I believe that you want to use option "soft" to use a soft-mount (i.e. if no server available, just ignore the problem instead of waiting for it to come alive - which is good when having a system mounted externally). The timeout is by default low enoug, but the hard-mount by default made me a hard day  :Smile: 

----------

## drescherjm

I recommend "soft" mounts as well. I ended up doing that for all systems here at work because of an even worse problem. I mean if the nfs server goes down any machine that has it mounted would refuse to reboot or shutdown.

----------

## phoenix_me

You're right I was not able to reboot my machine with 'hard'. So I changed my fstab to 'soft'.

According to nfs (5) man:

soft - an NFS file operation has a major timeout then report an I/O error to the calling program.

But it doesn't tell you exactly how much take a 'major timeout' - is it 15 seconds or 2 minutes?, moreover it doesn't seems to be adjustable.

----------

## drescherjm

There are  timeo=n and retrans=n 

There is also retry=n

 *Quote:*   

> The  number of minutes that the mount(8) command retries
> 
>  an NFS mount operation in the foreground  or  background
> 
>  before  giving up.  If this option is not specified, the
> ...

 

To me it looks like retry is the only one you need. Although its resolution is in minutes.

----------

## Plague.CZ

Ummm, have you read the link?

 *Quote:*   

> timeo=n
> 
> This sets the time (in tenths of a second) the NFS client will wait for a request to complete. The default value is 7 (0.7 seconds). What happens after a timeout depends on whether you use the hard or soft option.

 

Because I used this (set to 30) on my machine...

----------

## phoenix_me

 *Plague.CZ wrote:*   

> Ummm, have you read the link?
> 
>  *Quote:*   timeo=n
> 
> This sets the time (in tenths of a second) the NFS client will wait for a request to complete. The default value is 7 (0.7 seconds). What happens after a timeout depends on whether you use the hard or soft option. 
> ...

 

I was reading this - but my understanding of "wait for a request to complete" was - wait if read/write request was sent (after mount was completed), and not a mount/umount command.

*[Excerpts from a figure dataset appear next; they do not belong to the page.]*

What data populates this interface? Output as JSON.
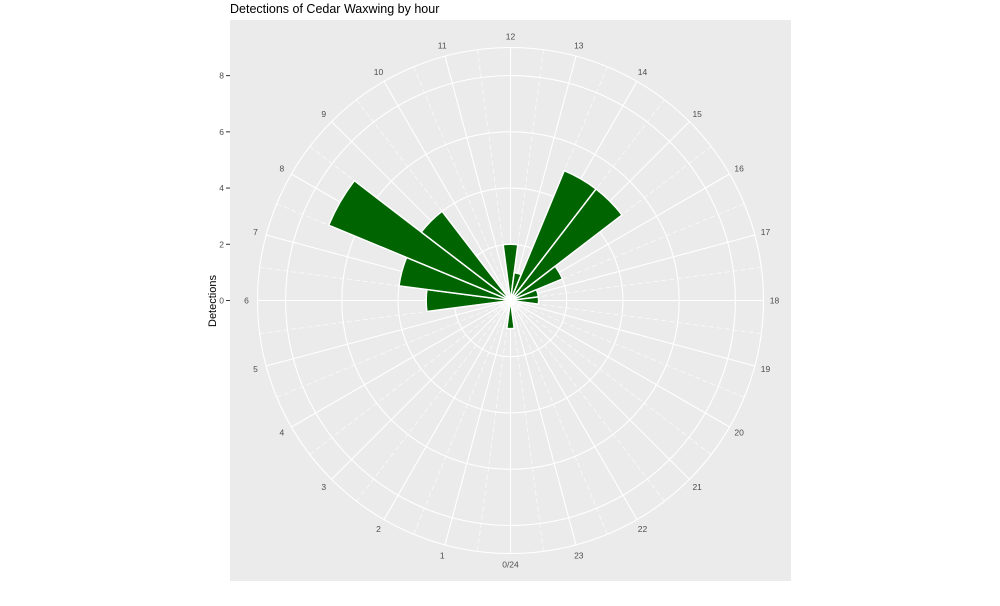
{
  "chart_data": {
    "type": "bar",
    "coord": "polar",
    "title": "Detections of Cedar Waxwing by hour",
    "xlabel": "",
    "ylabel": "Detections",
    "categories": [
      "0/24",
      "1",
      "2",
      "3",
      "4",
      "5",
      "6",
      "7",
      "8",
      "9",
      "10",
      "11",
      "12",
      "13",
      "14",
      "15",
      "16",
      "17",
      "18",
      "19",
      "20",
      "21",
      "22",
      "23"
    ],
    "values": [
      1,
      0,
      0,
      0,
      0,
      0,
      3,
      4,
      7,
      4,
      0,
      0,
      2,
      1,
      5,
      5,
      2,
      1,
      1,
      0,
      0,
      0,
      0,
      0
    ],
    "yticks": [
      0,
      2,
      4,
      6,
      8
    ],
    "ylim": [
      0,
      9
    ],
    "bar_color": "#006400",
    "panel_color": "#ebebeb",
    "grid_color": "#ffffff"
  }
}
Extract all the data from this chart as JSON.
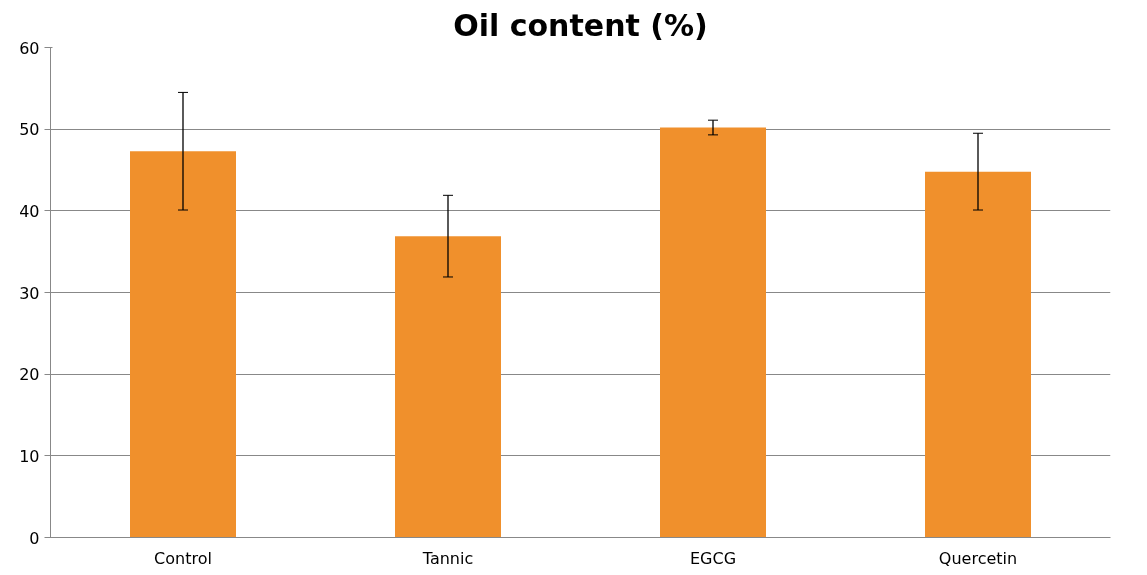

My networh shares take longer to mount than 0.7sec and I never have a timeout. So this proobably not for mount/umount commands.

----------

## phoenix_me

 *drescherjm wrote:*   

> There are  timeo=n and retrans=n 
> 
> There is also retry=n
> 
>  *Quote:*   The  number of minutes that the mount( command retries
> ...

 

It seems like you are right - probably I was skiped reading the description of this option because 'retry' match for me rather 'how many times' rather than 'how long'. 

I will try it - thanks.

----------

## phoenix_me

One more questions - little bit different but....

Gentoo (when booting) is waiting until nfs shares are mounted and then is executing the other init.d scripts, how can I mount nfs shares as bacground process?, so other init.d scripts can execute without waiting for nfs shares to be mounted.

----------

## drescherjm

rc_parallel="YES"

in your 

 /etc/rc.conf

Assuming you are using openrc and baselayout2

----------

## phoenix_me

 *drescherjm wrote:*   

> rc_parallel="YES"
> 
> in your 
> 
>  /etc/rc.conf
> ...

 

Thanks - I did a changes in rc.conf. I'll see the effect during next reboot.

----------